Kevin Meredith
Kevin Meredith

Reputation: 41909

Comparing bytes[] and String.getBytes()

I'm debugging my custom implementation of OAuth (shindig and spring-security-oauth libraries).

Regardless of shindig and spring-security details, I create a hash using sha() and then pass it to spring-security-oauth. I expect the hashes to be equal, but they're not.

shindig

bytes[] shindigHash = sha(someBytes); // docs for sha()

spring-security-oauth

bytes[] b = str.getBytes("UTF-8");` // String str passed in from 

I also tried bytes[] b = str.getBytes(); for the default encoding, but it didn't equal shindigHash when I compared each of b's and shindigHash's elements.

EDIT

for j = 0 .. b.length // same as shindigHash length
   print shindigHash[j] ... b[j]
end
visually compare results

Upvotes: 0

Views: 1151

Answers (1)

bmargulies
bmargulies

Reputation: 100023

getBytes() does not return a hash. It returns the byte representation of a string. So they will never correspond.

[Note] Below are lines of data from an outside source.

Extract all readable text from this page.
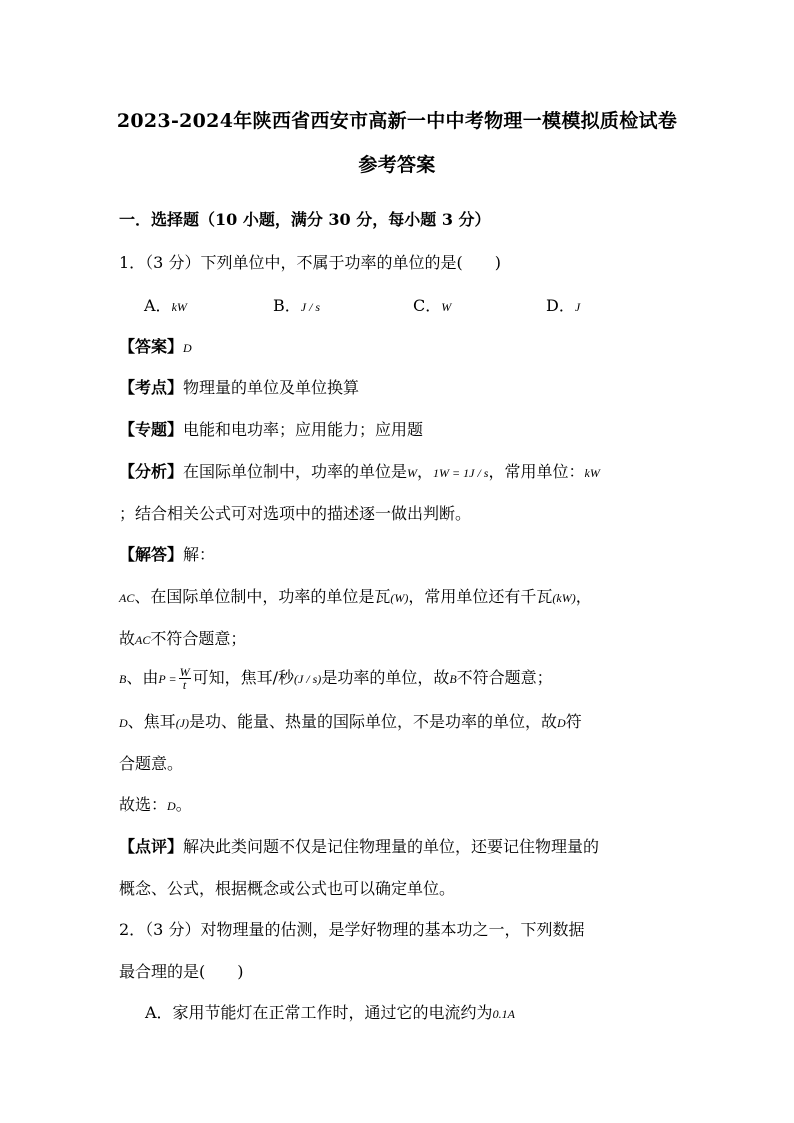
2023-2024年陕西省西安市高新一中中考物理一模模拟质检试卷
参考答案
一．选择题（10 小题，满分 30 分，每小题 3 分）
1．（3 分）下列单位中，不属于功率的单位的是(　　)
A．kW	B．J / s	C．W	D．J
【答案】D
【考点】物理量的单位及单位换算
【专题】电能和电功率；应用能力；应用题
【分析】在国际单位制中，功率的单位是W，1W = 1J / s，常用单位：kW
；结合相关公式可对选项中的描述逐一做出判断。
【解答】解：
AC、在国际单位制中，功率的单位是瓦(W)，常用单位还有千瓦(kW)，
故AC不符合题意；
B、由$P = \frac{W}{t}$ 可知，焦耳/秒(J / s)是功率的单位，故B不符合题意；
D、焦耳(J)是功、能量、热量的国际单位，不是功率的单位，故D符
合题意。
故选：D。
【点评】解决此类问题不仅是记住物理量的单位，还要记住物理量的
概念、公式，根据概念或公式也可以确定单位。
2．（3 分）对物理量的估测，是学好物理的基本功之一，下列数据
最合理的是(　　)
A．家用节能灯在正常工作时，通过它的电流约为0.1A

One possible representation of a SHA-1 (or some other hash) is a string of hex digits.

"af45deadbeef"

That's a string. Calling getBytes() on it does not return the value of the hash. Why?

Well, consider a trivial hash:

000000000000000

That's a bunch of zero bytes. the byte[] would be { 0, 0, 0, ... }.

However,

"00000000000000".getBytes("utf-8")

will return

 { 30, 30, 30, 30, 30, 30 .... } /* those are hex 30's */

The UTF-8 representation of '0' is 0x30, not 0x00.

So, if the string contains the hex representation of a hash, then you will need to either convert the byte[] to a String containing it's hex representation, or convert the string to a byte[] by converting each pair of characters to a byte.